Главный евнух вздохнул и покачал головой. Эта женщина ничего не смыслила в политике, но лезла в управление двором с настойчивостью ослицы. Знай он о такой «особенности» Вэнь Лянлян, никогда бы не позволил ей переступить порог спальни правителя.
И, если уж она упомянула о колокольчике, то почему сама на отправилась в уединение — оплакивать все сотворённые грехи?
— Ты обратился к Ся Чжункану, — немного успокоившись, наложница Вэнь заговорила тише. — Такое предательство достойно смерти.
— Гун Дицю носит в себе кровь правителей Ся. Кто ты такая, чтобы осуждать его?
— Ты! Ты… — вспылившая наложница Вэнь ткнула в него пальцем, не находя больше слов, чтобы выразить собственное возмущение. Тот дрожал от едва сдерживаемой ярости.
— Запомни, Вэнь Лянлян. Привязанный тобой сегодня колокольчик упадёт на твою же голову.

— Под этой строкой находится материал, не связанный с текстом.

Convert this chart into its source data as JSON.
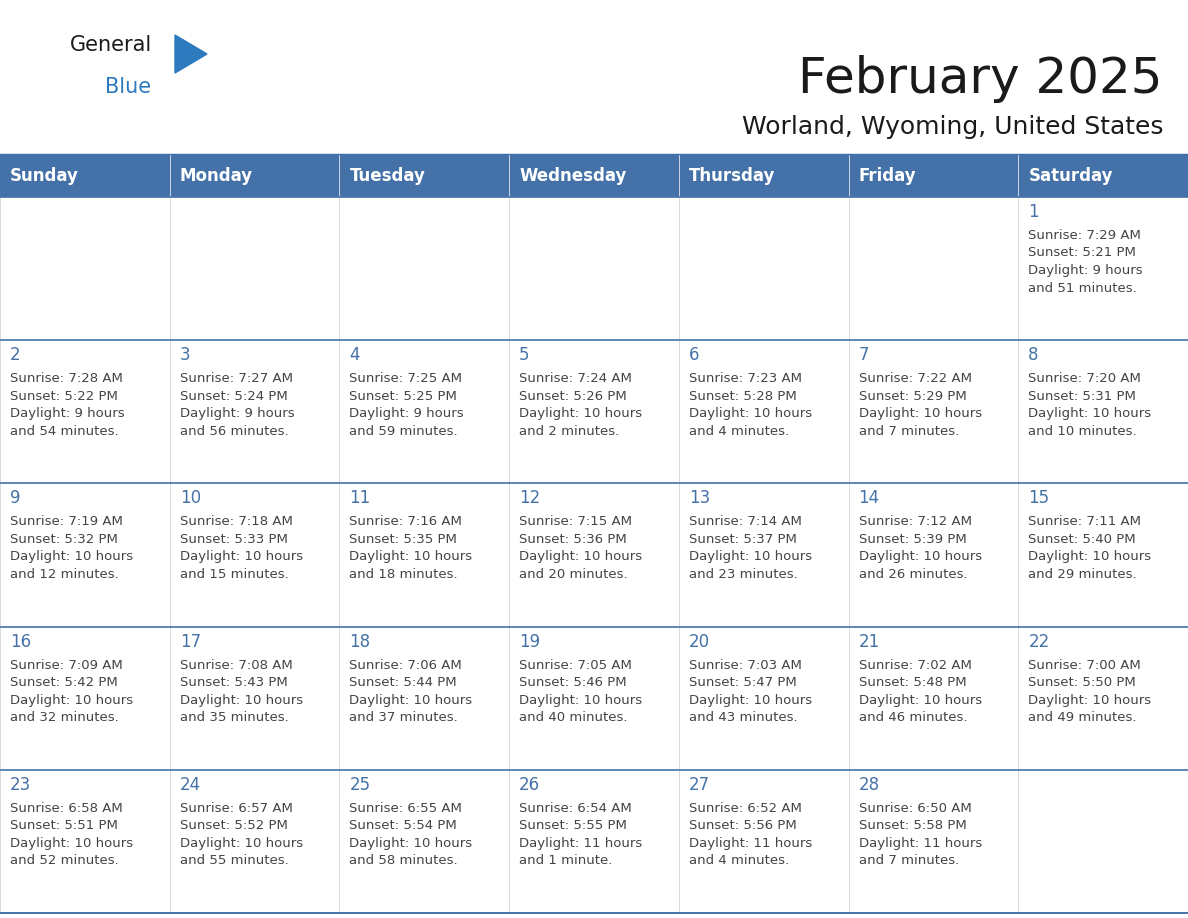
{
  "title": "February 2025",
  "subtitle": "Worland, Wyoming, United States",
  "days_of_week": [
    "Sunday",
    "Monday",
    "Tuesday",
    "Wednesday",
    "Thursday",
    "Friday",
    "Saturday"
  ],
  "header_bg": "#4472a8",
  "header_text": "#ffffff",
  "cell_bg": "#ffffff",
  "cell_bg_alt": "#f0f0f0",
  "border_color": "#4472a8",
  "row_border_color": "#4472a8",
  "day_num_color": "#4472a8",
  "text_color": "#444444",
  "title_color": "#1a1a1a",
  "logo_general_color": "#1a1a1a",
  "logo_blue_color": "#2e7abf",
  "logo_triangle_color": "#2e7abf",
  "calendar_data": [
    [
      {
        "day": null,
        "info": ""
      },
      {
        "day": null,
        "info": ""
      },
      {
        "day": null,
        "info": ""
      },
      {
        "day": null,
        "info": ""
      },
      {
        "day": null,
        "info": ""
      },
      {
        "day": null,
        "info": ""
      },
      {
        "day": 1,
        "info": "Sunrise: 7:29 AM\nSunset: 5:21 PM\nDaylight: 9 hours\nand 51 minutes."
      }
    ],
    [
      {
        "day": 2,
        "info": "Sunrise: 7:28 AM\nSunset: 5:22 PM\nDaylight: 9 hours\nand 54 minutes."
      },
      {
        "day": 3,
        "info": "Sunrise: 7:27 AM\nSunset: 5:24 PM\nDaylight: 9 hours\nand 56 minutes."
      },
      {
        "day": 4,
        "info": "Sunrise: 7:25 AM\nSunset: 5:25 PM\nDaylight: 9 hours\nand 59 minutes."
      },
      {
        "day": 5,
        "info": "Sunrise: 7:24 AM\nSunset: 5:26 PM\nDaylight: 10 hours\nand 2 minutes."
      },
      {
        "day": 6,
        "info": "Sunrise: 7:23 AM\nSunset: 5:28 PM\nDaylight: 10 hours\nand 4 minutes."
      },
      {
        "day": 7,
        "info": "Sunrise: 7:22 AM\nSunset: 5:29 PM\nDaylight: 10 hours\nand 7 minutes."
      },
      {
        "day": 8,
        "info": "Sunrise: 7:20 AM\nSunset: 5:31 PM\nDaylight: 10 hours\nand 10 minutes."
      }
    ],
    [
      {
        "day": 9,
        "info": "Sunrise: 7:19 AM\nSunset: 5:32 PM\nDaylight: 10 hours\nand 12 minutes."
      },
      {
        "day": 10,
        "info": "Sunrise: 7:18 AM\nSunset: 5:33 PM\nDaylight: 10 hours\nand 15 minutes."
      },
      {
        "day": 11,
        "info": "Sunrise: 7:16 AM\nSunset: 5:35 PM\nDaylight: 10 hours\nand 18 minutes."
      },
      {
        "day": 12,
        "info": "Sunrise: 7:15 AM\nSunset: 5:36 PM\nDaylight: 10 hours\nand 20 minutes."
      },
      {
        "day": 13,
        "info": "Sunrise: 7:14 AM\nSunset: 5:37 PM\nDaylight: 10 hours\nand 23 minutes."
      },
      {
        "day": 14,
        "info": "Sunrise: 7:12 AM\nSunset: 5:39 PM\nDaylight: 10 hours\nand 26 minutes."
      },
      {
        "day": 15,
        "info": "Sunrise: 7:11 AM\nSunset: 5:40 PM\nDaylight: 10 hours\nand 29 minutes."
      }
    ],
    [
      {
        "day": 16,
        "info": "Sunrise: 7:09 AM\nSunset: 5:42 PM\nDaylight: 10 hours\nand 32 minutes."
      },
      {
        "day": 17,
        "info": "Sunrise: 7:08 AM\nSunset: 5:43 PM\nDaylight: 10 hours\nand 35 minutes."
      },
      {
        "day": 18,
        "info": "Sunrise: 7:06 AM\nSunset: 5:44 PM\nDaylight: 10 hours\nand 37 minutes."
      },
      {
        "day": 19,
        "info": "Sunrise: 7:05 AM\nSunset: 5:46 PM\nDaylight: 10 hours\nand 40 minutes."
      },
      {
        "day": 20,
        "info": "Sunrise: 7:03 AM\nSunset: 5:47 PM\nDaylight: 10 hours\nand 43 minutes."
      },
      {
        "day": 21,
        "info": "Sunrise: 7:02 AM\nSunset: 5:48 PM\nDaylight: 10 hours\nand 46 minutes."
      },
      {
        "day": 22,
        "info": "Sunrise: 7:00 AM\nSunset: 5:50 PM\nDaylight: 10 hours\nand 49 minutes."
      }
    ],
    [
      {
        "day": 23,
        "info": "Sunrise: 6:58 AM\nSunset: 5:51 PM\nDaylight: 10 hours\nand 52 minutes."
      },
      {
        "day": 24,
        "info": "Sunrise: 6:57 AM\nSunset: 5:52 PM\nDaylight: 10 hours\nand 55 minutes."
      },
      {
        "day": 25,
        "info": "Sunrise: 6:55 AM\nSunset: 5:54 PM\nDaylight: 10 hours\nand 58 minutes."
      },
      {
        "day": 26,
        "info": "Sunrise: 6:54 AM\nSunset: 5:55 PM\nDaylight: 11 hours\nand 1 minute."
      },
      {
        "day": 27,
        "info": "Sunrise: 6:52 AM\nSunset: 5:56 PM\nDaylight: 11 hours\nand 4 minutes."
      },
      {
        "day": 28,
        "info": "Sunrise: 6:50 AM\nSunset: 5:58 PM\nDaylight: 11 hours\nand 7 minutes."
      },
      {
        "day": null,
        "info": ""
      }
    ]
  ]
}
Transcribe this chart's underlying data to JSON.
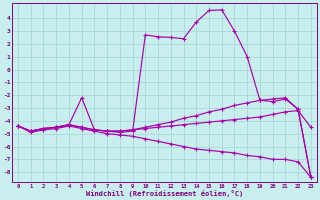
{
  "xlabel": "Windchill (Refroidissement éolien,°C)",
  "bg_color": "#c8eeed",
  "grid_color": "#a8d8d8",
  "line_color": "#800080",
  "line_color2": "#aa00aa",
  "curve_peak_x": [
    0,
    1,
    2,
    3,
    4,
    5,
    6,
    7,
    8,
    9,
    10,
    11,
    12,
    13,
    14,
    15,
    16,
    17,
    18,
    19,
    20,
    21,
    22,
    23
  ],
  "curve_peak_y": [
    -4.4,
    -4.8,
    -4.6,
    -4.5,
    -4.3,
    -2.2,
    -4.7,
    -4.8,
    -4.9,
    -4.8,
    2.7,
    2.55,
    2.5,
    2.4,
    3.7,
    4.6,
    4.65,
    3.0,
    1.0,
    -2.4,
    -2.5,
    -2.3,
    -3.1,
    -8.4
  ],
  "curve_mid_x": [
    0,
    1,
    2,
    3,
    4,
    5,
    6,
    7,
    8,
    9,
    10,
    11,
    12,
    13,
    14,
    15,
    16,
    17,
    18,
    19,
    20,
    21,
    22,
    23
  ],
  "curve_mid_y": [
    -4.4,
    -4.8,
    -4.6,
    -4.5,
    -4.3,
    -4.5,
    -4.7,
    -4.8,
    -4.8,
    -4.7,
    -4.5,
    -4.3,
    -4.1,
    -3.8,
    -3.6,
    -3.3,
    -3.1,
    -2.8,
    -2.6,
    -2.4,
    -2.3,
    -2.2,
    -3.1,
    -8.4
  ],
  "curve_flat_x": [
    0,
    1,
    2,
    3,
    4,
    5,
    6,
    7,
    8,
    9,
    10,
    11,
    12,
    13,
    14,
    15,
    16,
    17,
    18,
    19,
    20,
    21,
    22,
    23
  ],
  "curve_flat_y": [
    -4.4,
    -4.8,
    -4.6,
    -4.5,
    -4.3,
    -4.5,
    -4.7,
    -4.8,
    -4.8,
    -4.7,
    -4.6,
    -4.5,
    -4.4,
    -4.3,
    -4.2,
    -4.1,
    -4.0,
    -3.9,
    -3.8,
    -3.7,
    -3.5,
    -3.3,
    -3.2,
    -4.5
  ],
  "curve_diag_x": [
    0,
    1,
    2,
    3,
    4,
    5,
    6,
    7,
    8,
    9,
    10,
    11,
    12,
    13,
    14,
    15,
    16,
    17,
    18,
    19,
    20,
    21,
    22,
    23
  ],
  "curve_diag_y": [
    -4.4,
    -4.9,
    -4.7,
    -4.6,
    -4.4,
    -4.6,
    -4.8,
    -5.0,
    -5.1,
    -5.2,
    -5.4,
    -5.6,
    -5.8,
    -6.0,
    -6.2,
    -6.3,
    -6.4,
    -6.5,
    -6.7,
    -6.8,
    -7.0,
    -7.0,
    -7.2,
    -8.4
  ],
  "xlim": [
    -0.5,
    23.5
  ],
  "ylim": [
    -8.8,
    5.2
  ],
  "yticks": [
    4,
    3,
    2,
    1,
    0,
    -1,
    -2,
    -3,
    -4,
    -5,
    -6,
    -7,
    -8
  ],
  "xticks": [
    0,
    1,
    2,
    3,
    4,
    5,
    6,
    7,
    8,
    9,
    10,
    11,
    12,
    13,
    14,
    15,
    16,
    17,
    18,
    19,
    20,
    21,
    22,
    23
  ]
}
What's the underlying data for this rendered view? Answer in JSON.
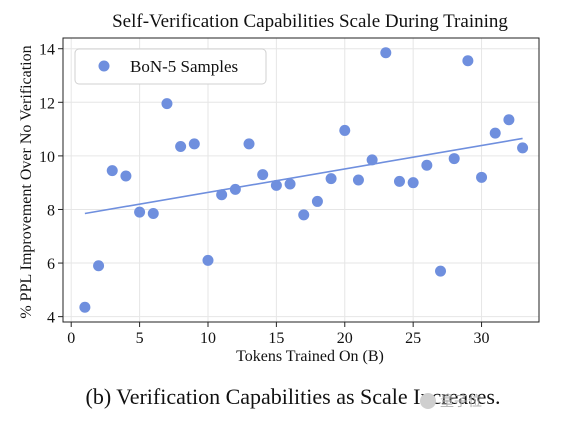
{
  "chart_data": {
    "type": "scatter",
    "title": "Self-Verification Capabilities Scale During Training",
    "xlabel": "Tokens Trained On (B)",
    "ylabel": "% PPL Improvement Over No Verification",
    "xlim": [
      -0.6,
      34.2
    ],
    "ylim": [
      3.8,
      14.4
    ],
    "xticks": [
      0,
      5,
      10,
      15,
      20,
      25,
      30
    ],
    "yticks": [
      4,
      6,
      8,
      10,
      12,
      14
    ],
    "grid": true,
    "legend_position": "top-left",
    "series": [
      {
        "name": "BoN-5 Samples",
        "color": "#6f8fde",
        "x": [
          1,
          2,
          3,
          4,
          5,
          6,
          7,
          8,
          9,
          10,
          11,
          12,
          13,
          14,
          15,
          16,
          17,
          18,
          19,
          20,
          21,
          22,
          23,
          24,
          25,
          26,
          27,
          28,
          29,
          30,
          31,
          32,
          33
        ],
        "y": [
          4.35,
          5.9,
          9.45,
          9.25,
          7.9,
          7.85,
          11.95,
          10.35,
          10.45,
          6.1,
          8.55,
          8.75,
          10.45,
          9.3,
          8.9,
          8.95,
          7.8,
          8.3,
          9.15,
          10.95,
          9.1,
          9.85,
          13.85,
          9.05,
          9.0,
          9.65,
          5.7,
          9.9,
          13.55,
          9.2,
          10.85,
          11.35,
          10.3
        ]
      }
    ],
    "trendline": {
      "color": "#6f8fde",
      "x": [
        1,
        33
      ],
      "y": [
        7.85,
        10.65
      ]
    }
  },
  "caption": "(b) Verification Capabilities as Scale Increases.",
  "watermark": "量子位"
}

— Подайте ему угощение! — наконец, пришла в себя наложница Вэнь, обратившись к двум служанкам.
Те были не просто девами с хорошенькой внешностью, но и обученными в армии генерала Вэнь личными стражами.
Зная об этом, главный евнух прекрасно осознавал — в одиночку справиться с ними крайне сложно. Что и подтвердилось коротким боем. Он не успел добраться до своего меча. Служанки настигли его у деревянной стойки, опрокинули навзничь — от удара затылком у главного евнуха Гу потемнело в глазах, и насильно залили в рот тягучую жидкость.
В глазах потемнело ещё сильнее. А последними словами, донесшимися до ушей, стало горестное восклицание наложницы Вэнь:
— Старший евнух Гу принял яд! Позовите лекаря! Кто-нибудь! На помощь!
***
Вечером того же дня Вэнь Лянлян, уже передавшая письмо главного евнуха Гу третьему вану Ся и тем самым избавившаяся от всяких подозрений, сидела в своих покоях, пристально рассматривая лицо. В неясном свете зажжённых масляных фонарей ей удалось рассмотреть крошечные морщинки возле глаз, и эта находка привела женщину в ужас.